The somewhat easier way is to use a USB/RS232 adapter and let that handle the voltage differences, etc.
Gordon
Reply to
Gordon Henderson
No - but my wiringPi driver will only support 4 cascaded as one unit. It would not be hard to change the code to support more, or have multiple units of 4 - each block of 4 needs 3 GPIO pins on the Pi though.
The wiringPi driver allows you to regard them as individually bit-addressable devices - it takes care of the shifting, etc. for you, so you can simply digitalWrite (pin, 1); to set one output pin value and the rest remain unchanged.
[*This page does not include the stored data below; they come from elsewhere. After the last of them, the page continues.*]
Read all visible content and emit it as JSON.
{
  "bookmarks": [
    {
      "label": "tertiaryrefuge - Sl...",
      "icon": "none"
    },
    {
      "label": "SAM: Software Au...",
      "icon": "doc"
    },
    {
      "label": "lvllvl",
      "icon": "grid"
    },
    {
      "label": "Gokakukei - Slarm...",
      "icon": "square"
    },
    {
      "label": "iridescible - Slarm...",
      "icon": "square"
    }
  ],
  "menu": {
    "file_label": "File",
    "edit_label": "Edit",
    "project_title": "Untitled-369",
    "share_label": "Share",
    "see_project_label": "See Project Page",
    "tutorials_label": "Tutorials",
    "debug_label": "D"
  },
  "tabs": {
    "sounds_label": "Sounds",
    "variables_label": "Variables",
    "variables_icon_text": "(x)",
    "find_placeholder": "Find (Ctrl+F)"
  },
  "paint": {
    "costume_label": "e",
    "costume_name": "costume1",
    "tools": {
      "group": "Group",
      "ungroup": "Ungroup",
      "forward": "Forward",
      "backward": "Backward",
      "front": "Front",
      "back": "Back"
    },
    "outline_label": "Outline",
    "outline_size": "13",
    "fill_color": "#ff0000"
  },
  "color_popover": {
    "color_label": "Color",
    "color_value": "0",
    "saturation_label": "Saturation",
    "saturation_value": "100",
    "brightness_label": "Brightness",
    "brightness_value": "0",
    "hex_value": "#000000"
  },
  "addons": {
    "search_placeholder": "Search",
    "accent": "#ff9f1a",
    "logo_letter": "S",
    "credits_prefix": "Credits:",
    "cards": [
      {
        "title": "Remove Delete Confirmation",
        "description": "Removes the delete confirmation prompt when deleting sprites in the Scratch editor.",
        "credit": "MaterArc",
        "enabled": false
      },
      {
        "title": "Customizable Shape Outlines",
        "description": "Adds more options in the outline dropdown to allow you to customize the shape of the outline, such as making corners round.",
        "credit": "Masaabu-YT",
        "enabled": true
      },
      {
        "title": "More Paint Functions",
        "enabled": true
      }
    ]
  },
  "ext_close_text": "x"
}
You can program them from C/C++ or my RTB (BASIC).
(or the command-line via the gpio utility)
Cheers,
Gordon
Reply to
Gordon Henderson
On Sun, 30 Nov 2014 00:48:14 +0000 (UTC), Martin Gregorie declaimed the following:
Does Parallax still make BASIC Stamps, or are they just selling off old stock (granted -- the processor is just a pre-programmed PIC, so that shouldn't be a problem; it's the carrier board and accessory chips that may be running low). I've got a few lying around too, including a serial port (not USB) experimenters boards. Yeah -- expensive compared to ...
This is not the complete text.